世界で初めて「ワープ・バブル」生成に偶然成功
「巨大な宇宙船が何光年もの距離をワープによって一瞬にして移動する」といったSFでおなじみのワープ・ドライブは、これまで「現実には実現不可能」といわれてきました。ワープ・ドライブを実現するには宇宙船を亜空間の場である「ワープ・バブル」で包む必要がありますが、新たにDARPA(国防高等研究計画局)から資金提供を受けてワープ・ドライブとは全く別の研究をしていた研究チームが、ワープ・バブルを偶然に出現させたと報告しました。
DARPA Funded Researchers Accidentally Create The World's First Warp Bubble - The Debrief
https://thedebrief.org/darpa-funded-researchers-accidentally-create-the-worlds-first-warp-bubble/
ワープ・ドライブは物理学者のミゲル・アルクビエレ氏が提唱した「アルクビエレ・ドライブ」という理論に基づいています。SFドラマシリーズ「スター・トレック」に登場するワープ航法をヒントとしたアルクビエレ・ドライブは、「宇宙船の後方の時空を膨張させ、同時に前方の時空を収縮させることで宇宙船を動かす」という、いわば時空の波に乗ってサーフィンをするように航行する考え方です。

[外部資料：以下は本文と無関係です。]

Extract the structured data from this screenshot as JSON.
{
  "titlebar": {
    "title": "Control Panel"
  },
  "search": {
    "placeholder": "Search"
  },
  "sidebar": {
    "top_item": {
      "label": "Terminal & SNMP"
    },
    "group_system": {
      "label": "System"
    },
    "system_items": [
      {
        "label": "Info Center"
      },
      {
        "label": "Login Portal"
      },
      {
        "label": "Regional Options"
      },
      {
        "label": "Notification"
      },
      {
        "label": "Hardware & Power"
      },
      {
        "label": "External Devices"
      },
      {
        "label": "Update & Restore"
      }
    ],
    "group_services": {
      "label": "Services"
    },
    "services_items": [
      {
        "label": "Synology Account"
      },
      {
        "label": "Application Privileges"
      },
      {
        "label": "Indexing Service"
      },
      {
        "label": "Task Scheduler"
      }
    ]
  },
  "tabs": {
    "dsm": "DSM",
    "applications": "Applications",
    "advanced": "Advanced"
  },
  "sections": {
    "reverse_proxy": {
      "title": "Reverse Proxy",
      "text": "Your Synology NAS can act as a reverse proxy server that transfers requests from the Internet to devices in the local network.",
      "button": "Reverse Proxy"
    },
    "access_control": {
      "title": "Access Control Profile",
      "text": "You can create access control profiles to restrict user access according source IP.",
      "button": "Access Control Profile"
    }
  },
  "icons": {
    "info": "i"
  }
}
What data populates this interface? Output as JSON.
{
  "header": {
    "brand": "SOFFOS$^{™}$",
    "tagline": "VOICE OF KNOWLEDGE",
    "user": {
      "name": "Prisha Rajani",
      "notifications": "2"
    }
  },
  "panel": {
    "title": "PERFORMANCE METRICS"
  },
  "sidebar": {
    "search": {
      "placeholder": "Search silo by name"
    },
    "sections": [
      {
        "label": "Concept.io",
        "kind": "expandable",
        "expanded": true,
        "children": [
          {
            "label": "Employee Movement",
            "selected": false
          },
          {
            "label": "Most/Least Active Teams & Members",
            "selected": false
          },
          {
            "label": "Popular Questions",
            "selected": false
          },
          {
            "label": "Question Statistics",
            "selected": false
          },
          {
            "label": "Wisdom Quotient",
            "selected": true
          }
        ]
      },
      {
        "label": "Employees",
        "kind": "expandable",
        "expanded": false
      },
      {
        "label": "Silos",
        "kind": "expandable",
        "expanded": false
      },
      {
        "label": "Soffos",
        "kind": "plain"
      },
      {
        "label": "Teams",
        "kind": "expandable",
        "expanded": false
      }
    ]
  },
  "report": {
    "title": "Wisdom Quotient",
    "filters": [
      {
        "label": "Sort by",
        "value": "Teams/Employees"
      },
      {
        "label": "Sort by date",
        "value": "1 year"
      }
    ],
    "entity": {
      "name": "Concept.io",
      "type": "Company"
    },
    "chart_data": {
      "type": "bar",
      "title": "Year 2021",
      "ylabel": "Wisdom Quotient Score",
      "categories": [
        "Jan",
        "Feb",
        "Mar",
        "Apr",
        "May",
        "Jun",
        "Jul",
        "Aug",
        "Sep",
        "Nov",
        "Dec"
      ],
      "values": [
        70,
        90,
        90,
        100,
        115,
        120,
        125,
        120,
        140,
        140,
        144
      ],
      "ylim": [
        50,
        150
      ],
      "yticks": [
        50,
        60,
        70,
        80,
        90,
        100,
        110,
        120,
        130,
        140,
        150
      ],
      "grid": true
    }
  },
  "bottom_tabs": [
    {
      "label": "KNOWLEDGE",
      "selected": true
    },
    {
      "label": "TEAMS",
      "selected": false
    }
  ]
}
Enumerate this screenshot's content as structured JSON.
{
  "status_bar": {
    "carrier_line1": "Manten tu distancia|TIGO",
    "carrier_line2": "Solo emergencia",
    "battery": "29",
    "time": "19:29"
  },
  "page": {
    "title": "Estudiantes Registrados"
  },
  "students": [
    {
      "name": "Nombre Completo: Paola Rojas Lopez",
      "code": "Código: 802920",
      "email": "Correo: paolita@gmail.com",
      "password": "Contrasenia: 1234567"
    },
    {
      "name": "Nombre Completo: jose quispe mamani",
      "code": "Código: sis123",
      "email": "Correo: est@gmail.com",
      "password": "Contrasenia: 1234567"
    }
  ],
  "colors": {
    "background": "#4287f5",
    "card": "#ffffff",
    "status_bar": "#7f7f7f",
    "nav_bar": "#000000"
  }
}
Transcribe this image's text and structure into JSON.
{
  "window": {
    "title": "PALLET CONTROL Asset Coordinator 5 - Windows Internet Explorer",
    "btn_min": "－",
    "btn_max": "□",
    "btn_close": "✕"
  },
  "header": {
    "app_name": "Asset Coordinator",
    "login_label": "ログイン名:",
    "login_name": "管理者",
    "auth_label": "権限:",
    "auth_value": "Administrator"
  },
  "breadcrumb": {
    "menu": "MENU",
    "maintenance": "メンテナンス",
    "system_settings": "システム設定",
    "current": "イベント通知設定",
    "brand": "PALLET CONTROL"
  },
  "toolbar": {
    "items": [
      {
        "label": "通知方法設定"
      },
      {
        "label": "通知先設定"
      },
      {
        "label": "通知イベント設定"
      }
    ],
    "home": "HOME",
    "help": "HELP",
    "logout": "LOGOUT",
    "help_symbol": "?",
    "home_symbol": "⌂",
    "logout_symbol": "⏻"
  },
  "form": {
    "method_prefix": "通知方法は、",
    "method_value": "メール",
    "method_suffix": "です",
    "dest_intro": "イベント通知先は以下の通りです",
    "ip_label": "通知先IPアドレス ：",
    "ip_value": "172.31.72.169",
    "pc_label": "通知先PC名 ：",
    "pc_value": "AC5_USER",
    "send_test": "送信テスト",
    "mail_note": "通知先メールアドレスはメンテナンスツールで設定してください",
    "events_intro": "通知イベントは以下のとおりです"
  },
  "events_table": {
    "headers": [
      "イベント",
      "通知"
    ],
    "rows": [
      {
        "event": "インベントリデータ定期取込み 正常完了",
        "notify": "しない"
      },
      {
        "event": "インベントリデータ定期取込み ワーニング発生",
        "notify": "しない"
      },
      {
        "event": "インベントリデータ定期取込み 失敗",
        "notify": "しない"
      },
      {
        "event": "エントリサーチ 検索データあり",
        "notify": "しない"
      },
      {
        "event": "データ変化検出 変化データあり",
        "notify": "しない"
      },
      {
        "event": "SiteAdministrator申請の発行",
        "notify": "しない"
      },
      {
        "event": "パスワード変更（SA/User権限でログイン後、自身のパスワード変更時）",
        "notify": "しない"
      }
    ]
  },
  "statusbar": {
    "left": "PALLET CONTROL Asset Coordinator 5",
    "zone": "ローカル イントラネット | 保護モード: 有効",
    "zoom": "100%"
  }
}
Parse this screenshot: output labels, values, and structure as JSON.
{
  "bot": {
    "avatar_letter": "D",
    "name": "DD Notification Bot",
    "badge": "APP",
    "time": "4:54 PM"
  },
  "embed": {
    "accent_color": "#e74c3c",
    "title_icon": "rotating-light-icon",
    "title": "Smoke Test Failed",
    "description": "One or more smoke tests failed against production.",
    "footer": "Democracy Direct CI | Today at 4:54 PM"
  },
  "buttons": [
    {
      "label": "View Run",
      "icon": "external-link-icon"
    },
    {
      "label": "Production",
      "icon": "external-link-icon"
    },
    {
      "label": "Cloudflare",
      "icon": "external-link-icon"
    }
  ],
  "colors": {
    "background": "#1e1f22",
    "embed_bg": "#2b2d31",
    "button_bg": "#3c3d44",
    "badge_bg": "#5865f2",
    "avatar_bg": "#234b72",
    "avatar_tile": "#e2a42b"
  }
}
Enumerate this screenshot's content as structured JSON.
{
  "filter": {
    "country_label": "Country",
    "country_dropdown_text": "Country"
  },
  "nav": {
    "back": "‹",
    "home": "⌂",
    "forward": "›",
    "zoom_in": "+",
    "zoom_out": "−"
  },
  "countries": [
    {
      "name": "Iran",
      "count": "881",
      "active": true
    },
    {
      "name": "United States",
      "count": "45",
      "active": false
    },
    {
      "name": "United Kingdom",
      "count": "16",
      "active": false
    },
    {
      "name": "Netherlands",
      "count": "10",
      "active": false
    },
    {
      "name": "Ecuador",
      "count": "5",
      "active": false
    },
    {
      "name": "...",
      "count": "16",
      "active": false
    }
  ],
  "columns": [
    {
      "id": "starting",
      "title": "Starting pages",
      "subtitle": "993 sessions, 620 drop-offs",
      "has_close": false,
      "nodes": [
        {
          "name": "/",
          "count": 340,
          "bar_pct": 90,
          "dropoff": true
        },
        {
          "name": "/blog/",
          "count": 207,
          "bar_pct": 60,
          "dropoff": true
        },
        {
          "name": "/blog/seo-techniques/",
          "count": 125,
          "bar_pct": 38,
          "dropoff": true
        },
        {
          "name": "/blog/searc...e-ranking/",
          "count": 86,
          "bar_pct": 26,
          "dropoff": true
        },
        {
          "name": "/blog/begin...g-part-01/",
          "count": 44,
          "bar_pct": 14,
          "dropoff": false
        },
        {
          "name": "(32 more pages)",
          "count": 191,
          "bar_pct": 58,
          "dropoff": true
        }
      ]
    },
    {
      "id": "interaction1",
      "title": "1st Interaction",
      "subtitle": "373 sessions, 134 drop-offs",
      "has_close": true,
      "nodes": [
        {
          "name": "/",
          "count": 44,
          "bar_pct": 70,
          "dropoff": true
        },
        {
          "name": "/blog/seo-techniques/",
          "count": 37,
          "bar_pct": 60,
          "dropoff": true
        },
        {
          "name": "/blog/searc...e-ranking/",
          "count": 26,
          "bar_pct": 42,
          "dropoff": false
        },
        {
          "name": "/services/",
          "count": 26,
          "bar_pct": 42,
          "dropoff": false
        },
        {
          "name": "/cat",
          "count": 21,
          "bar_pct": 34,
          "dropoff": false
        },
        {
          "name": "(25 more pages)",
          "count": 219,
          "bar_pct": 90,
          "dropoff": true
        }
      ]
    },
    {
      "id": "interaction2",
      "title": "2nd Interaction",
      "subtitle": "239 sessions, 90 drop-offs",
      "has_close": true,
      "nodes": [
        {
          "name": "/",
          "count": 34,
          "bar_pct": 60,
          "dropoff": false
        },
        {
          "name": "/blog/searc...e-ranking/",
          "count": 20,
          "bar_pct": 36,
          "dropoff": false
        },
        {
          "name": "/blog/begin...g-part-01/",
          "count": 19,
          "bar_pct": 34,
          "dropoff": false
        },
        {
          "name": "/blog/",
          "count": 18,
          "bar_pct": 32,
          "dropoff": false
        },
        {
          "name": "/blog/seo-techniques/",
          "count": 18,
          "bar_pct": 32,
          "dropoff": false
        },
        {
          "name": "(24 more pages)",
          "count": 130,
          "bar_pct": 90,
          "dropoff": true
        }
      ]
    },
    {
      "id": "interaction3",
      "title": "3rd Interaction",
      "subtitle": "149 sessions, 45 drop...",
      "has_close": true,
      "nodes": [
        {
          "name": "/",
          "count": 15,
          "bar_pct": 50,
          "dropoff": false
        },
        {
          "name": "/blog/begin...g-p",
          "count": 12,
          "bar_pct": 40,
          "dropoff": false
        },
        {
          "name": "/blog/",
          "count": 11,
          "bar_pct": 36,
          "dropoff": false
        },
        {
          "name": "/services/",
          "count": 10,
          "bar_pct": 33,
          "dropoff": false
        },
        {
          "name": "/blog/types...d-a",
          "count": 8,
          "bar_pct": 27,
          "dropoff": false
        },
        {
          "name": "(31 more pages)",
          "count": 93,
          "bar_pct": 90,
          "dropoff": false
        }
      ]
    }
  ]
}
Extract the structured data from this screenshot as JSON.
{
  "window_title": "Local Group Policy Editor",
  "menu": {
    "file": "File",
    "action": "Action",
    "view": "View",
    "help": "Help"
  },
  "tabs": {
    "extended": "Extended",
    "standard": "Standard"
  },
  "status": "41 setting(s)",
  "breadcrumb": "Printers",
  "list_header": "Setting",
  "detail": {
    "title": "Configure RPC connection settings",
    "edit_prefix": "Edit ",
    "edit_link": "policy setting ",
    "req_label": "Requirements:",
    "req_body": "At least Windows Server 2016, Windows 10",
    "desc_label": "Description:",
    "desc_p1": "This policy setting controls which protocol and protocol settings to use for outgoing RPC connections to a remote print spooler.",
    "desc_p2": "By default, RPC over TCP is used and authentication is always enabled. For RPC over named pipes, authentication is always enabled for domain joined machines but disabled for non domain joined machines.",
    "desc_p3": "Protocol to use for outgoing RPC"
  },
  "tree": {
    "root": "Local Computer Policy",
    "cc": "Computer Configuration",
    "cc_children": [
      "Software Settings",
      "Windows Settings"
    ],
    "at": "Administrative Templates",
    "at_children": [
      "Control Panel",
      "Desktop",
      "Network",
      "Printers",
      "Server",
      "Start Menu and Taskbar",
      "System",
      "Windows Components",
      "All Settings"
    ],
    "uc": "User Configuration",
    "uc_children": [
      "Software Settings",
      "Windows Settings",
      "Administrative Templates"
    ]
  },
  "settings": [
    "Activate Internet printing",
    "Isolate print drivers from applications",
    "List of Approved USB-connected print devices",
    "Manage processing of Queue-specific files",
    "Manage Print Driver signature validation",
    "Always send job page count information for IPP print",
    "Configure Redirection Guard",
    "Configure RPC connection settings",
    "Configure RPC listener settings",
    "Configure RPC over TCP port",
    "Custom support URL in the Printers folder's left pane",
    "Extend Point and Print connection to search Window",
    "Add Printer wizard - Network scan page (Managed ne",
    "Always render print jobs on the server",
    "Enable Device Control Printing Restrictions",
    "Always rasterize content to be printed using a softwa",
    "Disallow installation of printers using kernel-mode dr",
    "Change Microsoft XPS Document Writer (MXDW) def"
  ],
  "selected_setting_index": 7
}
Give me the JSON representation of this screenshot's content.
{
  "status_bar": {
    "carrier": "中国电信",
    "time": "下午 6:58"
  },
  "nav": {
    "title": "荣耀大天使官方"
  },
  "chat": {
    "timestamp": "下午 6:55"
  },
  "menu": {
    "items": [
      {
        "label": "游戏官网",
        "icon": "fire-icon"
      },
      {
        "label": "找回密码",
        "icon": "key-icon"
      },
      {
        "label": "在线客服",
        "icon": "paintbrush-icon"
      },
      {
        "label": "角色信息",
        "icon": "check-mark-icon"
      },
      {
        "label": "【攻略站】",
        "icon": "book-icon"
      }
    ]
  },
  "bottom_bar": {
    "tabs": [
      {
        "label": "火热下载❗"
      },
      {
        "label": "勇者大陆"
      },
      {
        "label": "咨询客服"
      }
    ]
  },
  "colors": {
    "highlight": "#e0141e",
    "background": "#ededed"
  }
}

アルクビエレ・ドライブは学術的には評価されたものの、実現のためには特殊な材料と膨大なエネルギーが必要であることから、実用化は不可能だと考えられてきました。しかし、2013年にNASAのジョンソン宇宙センターにある「イーグルワークス研究所」を創設したハロルド・ホワイト博士は、アルクビエレ・ドライブの測定基準に手を加えることで、特殊素材やエネルギーの使用量を大きく削減できることを突き止めたとのこと。これを受けて非公式ではあるものの、アルクビエレ・ドライブは「アルクビエレ/ホワイトワープ・ドライブ」と呼び名が変更されています。
ワープ・ドライブの理論はホワイト博士によって進化しましたが、依然として理論の範囲を出ませんでした。しかし、最新の研究でホワイト博士は実際の「ワープ・バブル」を出現させることに成功したと発表。ワープ・バブルは宇宙船を包み込み、時空連続体をゆがめることで宇宙船を推進させるための亜空間出現現象を意味します。「明確にしておきたいのは、私たちの発見したものは『ワープ・バブルの類似品』ではないことです。小さくはありますが、私たちはワープ・バブルの本物を発見したのです」とホワイト博士は述べました。
ホワイト博士はそもそもワープ・バブルとは別の、「カシミール空洞」と呼ばれるマイクロスケールの構造について、DARPAの資金を受けて研究していました。そしてカシミール空洞についての作業を行う中で、偶然にワープ・バブルについて発見があったそうです。「これは『ある目的のために研究をし、まったく予期していなかったことを発見する』といういい例です」とホワイト博士は述べています。
カシミール空洞について発表する研究の中で、ホワイト博士ら研究チームは「アルクビエレ測定基準の要件を厳密に満たし、負のエネルギー密度分布を予測するマイクロ/ナノスケールの構造を発見した」とつづっています。論文は、本物のワープ・バブルを実現可能にするナノ構造について言及した世界初の査読済み論文だとホワイト博士は述べました。ナノ構造を利用すれば、アルクビエレ・ドライブが求める負のエネルギー密度分布を実現できる可能性があるとホワイト博士は考えています。
なお、研究チームは記事作成時点ではカシミール空洞の研究に焦点を当てているため、実際に宇宙船を構築・テストする計画はないと述べていますが、具体的な「ワープ・ドライブ宇宙船」のアイデアについてもいくつかの提案を行っています。